Dans le cas d’une œuvre du grand « répertoire », on peut s’interroger sur ce qui motive cet intérêt actuel pour Virgile, et en particulier pour cet opus. Le nouveau titre « Le souci de la terre » parle de lui-même dira-t-on, à l’heure des préoccupations environnementales. Frédéric Boyer, écrivain et traducteur, qui a dirigé la nouvelle traduction de la Bible chez Bayard en 2001, s’en explique dans une introduction composée de 15 courts textes consacrés aux divers enjeux de cette traduction.

Du long poème en quatre chants au recueil de poèmes en quatre sections

Il a opté pour le séquençage de chaque chant de plus de 500 vers en unités (invocations, digressions, motifs saisonniers, activités etc.) qui constituent autant de poèmes en vers libres, et s’apparentent formellement au verset, au poème en prose et même au haïku qui apporte des respirations au sein de textes plus longs.

« Bronze rauque

On entend une voix

Le son fracassant des trompettes »

La fragmentation en courts textes facilite la lecture, l’usage des blancs qui séparent également les vers met en valeur certaines images qui pourraient passer inaperçues et favorise des effets comme l’énumération, l’invocation, le rejet expressif, l’infinitif prescriptif.  

« Mais au milieu des grandes chaleurs faucher la moisson mordorée

Au milieu des grandes chaleurs battre sur l’aire les blés secs

Nu labourer et nu semer »

La partition des textes dispose à une lecture qui peut se faire aisément sans suivre l’ordre linéaire, tout en mettant en valeur la variété des genres et la structure de l’ensemble.

Le titre

Pour justifier la traduction du titre, le traducteur et poète rappelle que le mot soin correspond au terme latin cura qui revient fréquemment dans le corps du texte, car il s’agit d’avoir souci de cette terre dont on découvre aujourd’hui à quel point elle est vulnérable : « le poème devient le lieu de cette méditation stratégique : qu’est-ce que veut dire habiter la terre ? qu’est-ce que le soin que nous lui devons pour signifier notre appartenance terrestre ? ».

Du chant et des mythes 

Il est également rappelé que, dans l’antiquité, la poésie est un chant, carmen (chant et envoûtement) et que Virgile a lu son poème devant Mécène. L’attention au rythme, à la musicalité des mots choisis par le traducteur produit certains bonheurs de traduction qui évoquent la musique du texte virgilien.

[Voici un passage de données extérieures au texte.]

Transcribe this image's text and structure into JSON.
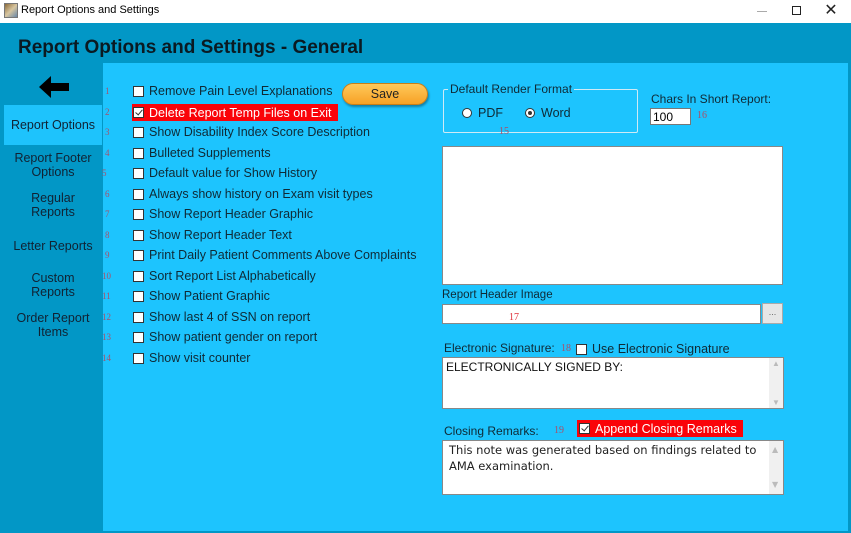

Toutefois c’est l’écriture, qui, tel un sillon s’inscrivant dans la lignée humaine,  permet de faire parler les morts et de parler de la mort.  Ainsi le mythe d’Aristée dont un essaim d’abeilles naît de la putréfaction des viscères de bovins sacrifiés; ainsi celui d’Orphée dont Frédéric Boyer interprète la version virgilienne : « le désir fou d’Orphée, désir incontrôlable de se retourner, est contraire à l’attention que nous devons porter à la vie, à la terre vivante .» 

Outre ces interprétations intéressantes, Frédéric Boyer présente les qualités distinctives du texte : attention au détail, douceur du regard, composition de l’œuvre intégrant des micro-narrations, des digressions, des scansions telles que les invocations aux muses, aux divinités ou encore ces apostrophes au Prince ou à Mécène. 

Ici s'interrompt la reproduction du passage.